Persistence key for Hartman Award winner

Posted Nov. 05, 2008, at 10:11 p.m.
Last modified March 20, 2011, at 6:16 a.m.
Ilze Petersons Bangor-based Peace and Justice Center of Eastern Maine has been named one of three winners of the Maryann Hartman Award.  Buy Photo
BANGOR DAILY NEWS PHOTOS BY GABOR DEGRE
Ilze Petersons Bangor-based Peace and Justice Center of Eastern Maine has been named one of three winners of the Maryann Hartman Award. Buy Photo

ORONO, Maine — There’s nothing glamorous about the job Ilze Petersons does at the Peace and Justice Center of Eastern Maine.

As the center’s program director, Petersons stuffs envelopes, makes phone calls, organizes overnight bus trips to Augusta and Washington, D.C., and stands outside in extremes of cold and hot temperatures at peace vigils.

Yet that kind of dedication over her 15 years at the Peace and Justice Center was one of the reasons Petersons was chosen as one of the recipients of the 23rd annual Maryann Hartman Awards, which were presented Wednesday evening during a ceremony at the University of Maine’s Buchanan Alumni House.
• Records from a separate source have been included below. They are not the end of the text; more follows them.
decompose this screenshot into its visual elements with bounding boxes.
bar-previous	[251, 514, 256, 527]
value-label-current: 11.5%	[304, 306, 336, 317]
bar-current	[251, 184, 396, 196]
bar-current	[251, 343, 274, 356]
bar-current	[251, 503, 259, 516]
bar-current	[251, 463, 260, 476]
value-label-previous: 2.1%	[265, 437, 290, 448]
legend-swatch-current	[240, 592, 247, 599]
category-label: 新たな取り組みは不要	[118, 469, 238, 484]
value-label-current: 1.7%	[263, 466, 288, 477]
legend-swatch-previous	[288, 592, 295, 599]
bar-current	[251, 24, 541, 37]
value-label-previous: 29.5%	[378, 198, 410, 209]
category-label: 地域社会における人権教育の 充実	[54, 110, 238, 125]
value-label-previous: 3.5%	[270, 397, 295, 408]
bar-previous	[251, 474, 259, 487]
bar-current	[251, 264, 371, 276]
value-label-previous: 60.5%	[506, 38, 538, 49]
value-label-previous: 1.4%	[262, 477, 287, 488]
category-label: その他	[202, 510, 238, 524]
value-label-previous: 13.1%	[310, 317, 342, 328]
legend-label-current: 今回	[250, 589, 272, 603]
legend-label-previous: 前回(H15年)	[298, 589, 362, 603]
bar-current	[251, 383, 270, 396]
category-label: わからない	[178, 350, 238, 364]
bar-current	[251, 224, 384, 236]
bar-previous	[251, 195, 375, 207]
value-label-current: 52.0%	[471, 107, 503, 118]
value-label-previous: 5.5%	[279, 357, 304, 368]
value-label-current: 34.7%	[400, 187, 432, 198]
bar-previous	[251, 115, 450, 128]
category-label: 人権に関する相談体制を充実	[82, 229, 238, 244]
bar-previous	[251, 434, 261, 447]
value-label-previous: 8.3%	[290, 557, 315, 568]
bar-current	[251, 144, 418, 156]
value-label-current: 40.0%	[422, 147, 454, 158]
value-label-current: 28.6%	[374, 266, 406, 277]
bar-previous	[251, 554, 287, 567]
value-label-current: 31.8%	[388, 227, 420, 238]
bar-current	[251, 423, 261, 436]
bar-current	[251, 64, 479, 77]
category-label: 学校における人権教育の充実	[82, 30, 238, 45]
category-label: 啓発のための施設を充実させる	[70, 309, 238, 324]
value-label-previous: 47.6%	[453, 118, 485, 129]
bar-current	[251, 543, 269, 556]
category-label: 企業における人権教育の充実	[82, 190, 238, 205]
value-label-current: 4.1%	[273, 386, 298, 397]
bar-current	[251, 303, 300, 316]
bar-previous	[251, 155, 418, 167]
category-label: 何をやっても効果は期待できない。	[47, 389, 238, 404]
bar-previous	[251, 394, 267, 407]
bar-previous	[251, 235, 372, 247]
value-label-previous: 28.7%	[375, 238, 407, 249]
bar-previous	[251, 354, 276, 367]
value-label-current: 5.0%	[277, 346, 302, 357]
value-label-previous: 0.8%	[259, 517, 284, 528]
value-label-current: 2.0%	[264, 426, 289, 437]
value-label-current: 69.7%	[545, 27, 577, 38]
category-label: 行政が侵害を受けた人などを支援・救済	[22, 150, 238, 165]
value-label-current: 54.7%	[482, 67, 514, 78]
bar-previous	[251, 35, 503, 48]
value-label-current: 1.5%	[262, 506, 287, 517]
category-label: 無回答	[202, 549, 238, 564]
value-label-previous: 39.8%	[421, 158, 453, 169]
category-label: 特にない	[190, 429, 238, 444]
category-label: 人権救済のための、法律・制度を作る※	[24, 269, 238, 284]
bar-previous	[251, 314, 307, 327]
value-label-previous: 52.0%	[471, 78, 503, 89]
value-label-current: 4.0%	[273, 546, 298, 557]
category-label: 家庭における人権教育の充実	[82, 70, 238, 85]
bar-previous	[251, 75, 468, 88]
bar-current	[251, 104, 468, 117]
Catherine Beller-McKenna and Kirsten Walter also were named recipients of the award, which is sponsored by the Women in the Curriculum and Women’s Studies Program at UM. Codi Booher, a UM freshman, was recognized as the Young Women’s Social Justice Award winner.

The Maryann Hartman Award is named for the late Maryann Hartman, associate professor of speech communication at the university. It recognizes Maine women whose achievements in the arts, politics, business, education, health care and community service provide inspiration for women.

“Ilze Petersons has joined a remarkable group of talented women, recognized not only this year but for the past 23 years,” said Ann Schonberger, director of UM’s Women in the Curriculum and Women’s Studies Program. “Her contributions to peace and social justice in eastern Maine and beyond are path-breaking.”

Petersons, 65, accepted her award to applause and a standing ovation from more than 150 people, including her longtime partner, University of Maine philosophy professor Doug Allen.

She was shocked, Petersons said before the ceremony, when she found out she had been nominated and won the Maryann Hartman Award.

“The reward of my work is being able to do the work, being able to work for peace and justice,” the Orono resident said. “I think many people would like to be able to do that, and I feel very fortunate.”

Petersons, who was born in Latvia during World War II, emigrated to the U.S. with her family in 1950 and started her career as a community organizer in Chicago. She has been in Maine since 1977 and worked for various organizations before joining the Peace and Justice Center.

The center, which is based in Bangor, organizes a variety of activities throughout the year, including a Martin Luther King Jr. commemoration in January, the Hope Festival, which brings together about 80 peace, justice and environmental organizations each spring, and a weekly peace vigil held on Tuesdays across from the federal building in Bangor. The center also has a monthly film series and a monthly newsletter.

Petersons thanked the center’s volunteers, of which there are about 100, and noted that the center is celebrating its 20th anniversary this year.

“If it was just me doing it, I’d be invisible,” she said.

Voices of Peace, a choir that rehearses at the Peace and Justice Center, performed Wednesday in Petersons’ honor. She joined the group for the song, “One Of Us Can Make A Difference.”

Beller-McKenna, who lives in Durham, N.H., is music director of Women in Harmony, a Portland-based women’s chorus, which seeks to build bridges among women through singing.

Walters, a Bates College graduate now living in Leeds, created the Lots to Gardens program eight years ago in the Lewiston area. The program since has expanded to 16 gardens at seven sites, several downtown park projects, and a variety of community programs.

Booher, who grew up in the Portland area, was active in community and environmental issues while she was a student at Biddeford High School. She’s been focusing on school since she arrived at UM, so the awards evening may give Booher a boost to getting involved on campus.

“I need to kind of start doing [activism] stuff again,” she said.

Then-BDN reporter Alicia Anstead was a 2007 Maryann Hartman Award winner.